Datas de Estreia: Nota:
Brasil Exterior Crítico Usuários
22/09/2006 30/06/2006 3 / 5 / 5
Distribuidora
Duração do filme
109 minuto(s)

O Diabo Veste Prada
The Devil Wears Prada

Dirigido por David Frankel. Com: Meryl Streep, Anne Hathaway, Emily Blunt, Stanley Tucci, Simon Baker, Adrian Grenier, Tracie Thoms, Rich Sommer, Daniel Sunjata, Stephanie Szostak, Gisele Bündchen.

Entre as atividades profissionais que representam, para mim, verdadeiros mistérios, a indústria da moda, assim como a física quântica, abriga as maiores dúvidas: por que, afinal de contas, tantas pessoas demonstram interesse gigantesco em assistir a desfiles protagonizados por moças anoréxicas vestindo roupas absurdas que, se usadas na rua, provocariam risos? Qual a relevância da chamada “alta costura”? Infelizmente, assim como o “pseudomentário” Quem Somos Nós? desperdiçou a oportunidade de tornar a física quântica mais acessível ao público leigo, preferindo se entregar a desvarios de charlatões do misticismo, a comédia O Diabo Veste Prada praticamente abre mão de mergulhar nos mistérios da moda a fim de se concentrar em romancezinhos bobos e a lições clichês de auto-ajuda do tipo “seja íntegro consigo mesmo”, salvando-se apenas em função do talento de seu elenco.


Baseado em livro de Lauren Weisberger, o roteiro de Aline Brosh McKenna (responsável pelos fracos Um Caso a Três e Leis da Atração) gira em torno de Andrea Sachs (Hathaway), jornalista recém-formada que consegue emprego como segunda assistente da renomada Miranda Priestly (Streep), editora da principal revista especializada em moda do país. Sem enxergar muito valor naquela indústria, Andy pretende permanecer na função apenas até conseguir estabelecer contatos que lhe garantam trabalhos mais ambiciosos intelectualmente – e seu estilo “casual” (para dizer o mínimo) de se vestir freqüentemente leva seus colegas da revista à loucura. Enquanto tenta suportar as exigências de sua rigorosa chefe (“Onde está aquele pedaço de papel que eu estava segurando ontem de manhã?”), a moça descobre a própria vaidade e o prazer que sente ao vestir roupas de grife – e se inicialmente era incapaz até mesmo de soletrar “Gabbana”, aos poucos ela desenvolve um olhar invejável para...

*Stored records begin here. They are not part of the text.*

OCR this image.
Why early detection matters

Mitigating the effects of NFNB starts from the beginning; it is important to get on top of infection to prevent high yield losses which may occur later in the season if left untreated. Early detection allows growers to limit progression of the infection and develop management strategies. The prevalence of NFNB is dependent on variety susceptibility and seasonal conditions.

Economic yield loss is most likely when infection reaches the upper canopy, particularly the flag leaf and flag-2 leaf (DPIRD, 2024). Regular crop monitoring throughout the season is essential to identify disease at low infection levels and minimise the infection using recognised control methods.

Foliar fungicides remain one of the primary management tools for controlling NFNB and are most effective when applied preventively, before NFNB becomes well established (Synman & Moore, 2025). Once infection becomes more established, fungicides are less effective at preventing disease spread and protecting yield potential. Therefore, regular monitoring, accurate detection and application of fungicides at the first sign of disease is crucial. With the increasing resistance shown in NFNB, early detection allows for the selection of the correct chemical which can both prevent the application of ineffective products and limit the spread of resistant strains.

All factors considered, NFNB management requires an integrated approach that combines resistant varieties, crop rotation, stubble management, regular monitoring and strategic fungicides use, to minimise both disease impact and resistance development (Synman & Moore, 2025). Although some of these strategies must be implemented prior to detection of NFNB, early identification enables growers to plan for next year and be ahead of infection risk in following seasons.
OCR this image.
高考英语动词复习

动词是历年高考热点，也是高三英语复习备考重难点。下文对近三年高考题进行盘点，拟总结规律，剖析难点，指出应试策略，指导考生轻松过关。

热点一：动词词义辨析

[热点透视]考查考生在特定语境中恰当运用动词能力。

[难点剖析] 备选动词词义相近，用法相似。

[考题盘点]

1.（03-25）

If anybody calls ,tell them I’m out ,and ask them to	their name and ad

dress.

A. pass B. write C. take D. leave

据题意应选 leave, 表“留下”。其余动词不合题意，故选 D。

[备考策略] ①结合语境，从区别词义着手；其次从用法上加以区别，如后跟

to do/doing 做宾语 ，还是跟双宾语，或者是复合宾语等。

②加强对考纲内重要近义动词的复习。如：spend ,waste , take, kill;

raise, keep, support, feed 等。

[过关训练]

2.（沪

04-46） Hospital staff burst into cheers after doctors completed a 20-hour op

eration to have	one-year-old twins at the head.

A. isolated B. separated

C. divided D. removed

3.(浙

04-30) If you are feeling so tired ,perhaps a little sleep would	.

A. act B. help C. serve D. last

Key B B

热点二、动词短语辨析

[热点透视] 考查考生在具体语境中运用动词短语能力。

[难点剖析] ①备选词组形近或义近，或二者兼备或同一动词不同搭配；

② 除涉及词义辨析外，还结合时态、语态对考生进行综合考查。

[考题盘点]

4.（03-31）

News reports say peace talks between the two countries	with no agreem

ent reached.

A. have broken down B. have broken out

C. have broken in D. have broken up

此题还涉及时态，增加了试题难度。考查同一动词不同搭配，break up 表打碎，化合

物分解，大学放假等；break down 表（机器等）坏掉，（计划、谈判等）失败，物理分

Hein? Eu estava mesmo prestes a dizer que “entender de moda” é algo invejável e que há algum valor “artístico” numa indústria governada pela arrogância daqueles que se julgam no direito de ditar o que todos devem ou não vestir? Sim, estava. E este é um dos méritos de O Diabo Veste Prada: sempre que revela um pouco sobre os bastidores do mundo da moda e a lógica por trás daquela indústria, o filme se torna fascinante: em certo momento, por exemplo, Miranda retribui o escárnio velado de sua assistente com uma verdadeira (e excelente) aula sobre a origem do estilo do casaco que a moça está usando – e, no processo, deixa claro que até mesmo aqueles que compram roupas apenas em lojas de departamento estão absorvendo tendências criadas por algum grande estilista (e mais: que toda a “trajetória” daquele simples casaco representou milhões de dólares em empregos para inúmeras pessoas). Isto não quer dizer, no entanto, que o longa ignore os absurdos de uma indústria repleta de excessos e auto-adoração: para constatar estas sutis alfinetadas, basta observar como o célebre Valentino (numa ponta como si mesmo) pergunta para Andy se esta “amou” (não se gostou, mas se amou) seu desfile ou – para citar outro exemplo – como uma das funcionárias de Miranda apresenta dois cintos aparentemente idênticos para a chefe e argumenta que estes são “tão diferentes!”.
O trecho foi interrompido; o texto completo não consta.